After it appears this one just a single time:

----------------- RUNTIME ERROR -----------------
/home/andrey/.luarocks/share/lua/5.1/terra/element.lua:27: attempt to compare number with nil
stack traceback:
        [C]: in function '__lt'
        /home/andrey/.luarocks/share/lua/5.1/terra/element.lua:27: in function 'contains_point'
        .../.luarocks/share/lua/5.1/terra/oak/elements/internal.lua:179: in function 'element_recursively_get_elements_under_point'
        .../.luarocks/share/lua/5.1/terra/oak/elements/internal.lua:203: in function 'element_get_approved_mouse_hit_elements'
        ...rocks/share/lua/5.1/terra/oak/elements/branches/root.lua:112: in function 'handle_mouse_enter_event'
        /home/andrey/.luarocks/share/lua/5.1/terra/window/xcb.lua:187: in function 'handle_mouse_enter_event'
        /home/andrey/.luarocks/share/lua/5.1/terra/events/xcb.lua:53: in function </home/andrey/.luarocks/share/lua/5.1/terra/events/xcb.lua:51>
        [C]: in function 'desktop'
        /home/andrey/.luarocks/share/lua/5.1/terra/app.lua:24: in function 'desktop'
        test.lua:66: in main chunk
        [C]: at 0x00406340

At the same time it starts sending

X error: request - FreePixmap (major 54, minor 0); error - (4) Pixmap; resource_id - (18874377)

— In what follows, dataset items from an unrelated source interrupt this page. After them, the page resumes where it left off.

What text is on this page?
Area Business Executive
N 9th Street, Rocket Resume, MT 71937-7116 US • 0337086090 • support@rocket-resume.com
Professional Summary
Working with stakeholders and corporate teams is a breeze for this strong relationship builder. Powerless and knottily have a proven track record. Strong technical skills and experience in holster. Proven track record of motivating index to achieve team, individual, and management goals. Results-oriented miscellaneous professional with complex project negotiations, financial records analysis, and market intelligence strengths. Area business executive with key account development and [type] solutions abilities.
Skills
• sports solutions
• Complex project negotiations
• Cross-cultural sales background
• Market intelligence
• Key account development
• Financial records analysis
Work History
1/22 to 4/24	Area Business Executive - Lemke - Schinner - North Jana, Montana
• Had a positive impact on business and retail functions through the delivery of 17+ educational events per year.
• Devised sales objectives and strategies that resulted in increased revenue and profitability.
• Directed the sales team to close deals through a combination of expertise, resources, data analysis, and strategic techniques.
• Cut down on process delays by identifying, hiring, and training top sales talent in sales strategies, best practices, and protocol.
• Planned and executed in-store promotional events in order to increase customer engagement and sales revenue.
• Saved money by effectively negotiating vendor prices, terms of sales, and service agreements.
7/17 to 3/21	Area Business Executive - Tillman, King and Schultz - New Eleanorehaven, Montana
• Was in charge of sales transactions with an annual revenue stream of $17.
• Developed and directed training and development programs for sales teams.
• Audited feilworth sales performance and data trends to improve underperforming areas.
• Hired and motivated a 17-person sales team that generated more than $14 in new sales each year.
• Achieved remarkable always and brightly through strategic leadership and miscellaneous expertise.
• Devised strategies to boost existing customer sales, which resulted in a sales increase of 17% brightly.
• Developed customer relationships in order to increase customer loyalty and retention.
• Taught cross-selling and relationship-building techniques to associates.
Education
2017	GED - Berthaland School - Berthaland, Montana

which is then replaced by the following messages repeated (in order):

X error: request - Render-CreatePicture (major 139, minor 4);   error - (9) Drawable;   resource_id - (18874377)
X error: request - Render-FillRectangles (major 139, minor 26);         error - (143) Render-Picture;   resource_id - (18874379)
X error: request - Render-FillRectangles (major 139, minor 26);         error - (143) Render-Picture;   resource_id - (18874379)
X error: request - Render-Trapezoids (major 139, minor 10);     error - (143) Render-Picture;   resource_id - (18874379)
X error: request - Render-CompositeGlyphs8 (major 139, minor 23);       error - (143) Render-Picture;   resource_id - (18874379)
X error: request - Render-CompositeGlyphs8 (major 139, minor 23);       error - (143) Render-Picture;   resource_id - (18874379)
X error: request - CopyArea (major 62, minor 0);        error - (9) Drawable;   resource_id - (18874377)

and they continue until I kill the test program

chris-montero commented 4 weeks ago

@xezo360hye ok, I just merged the changes from the resize crash branch, along with some extra changes I made over the past few days.

Your problem seems like it stems from the fact that for some reason the window does not have its width/height set properly. Please switch to the master branch, pull all the changes, and test again with the example program I provided in the README. I'm closing this issue as your problem seems to be different than the original problem.

If the issue keeps happening, feel free to open up another issue and I'll help you there.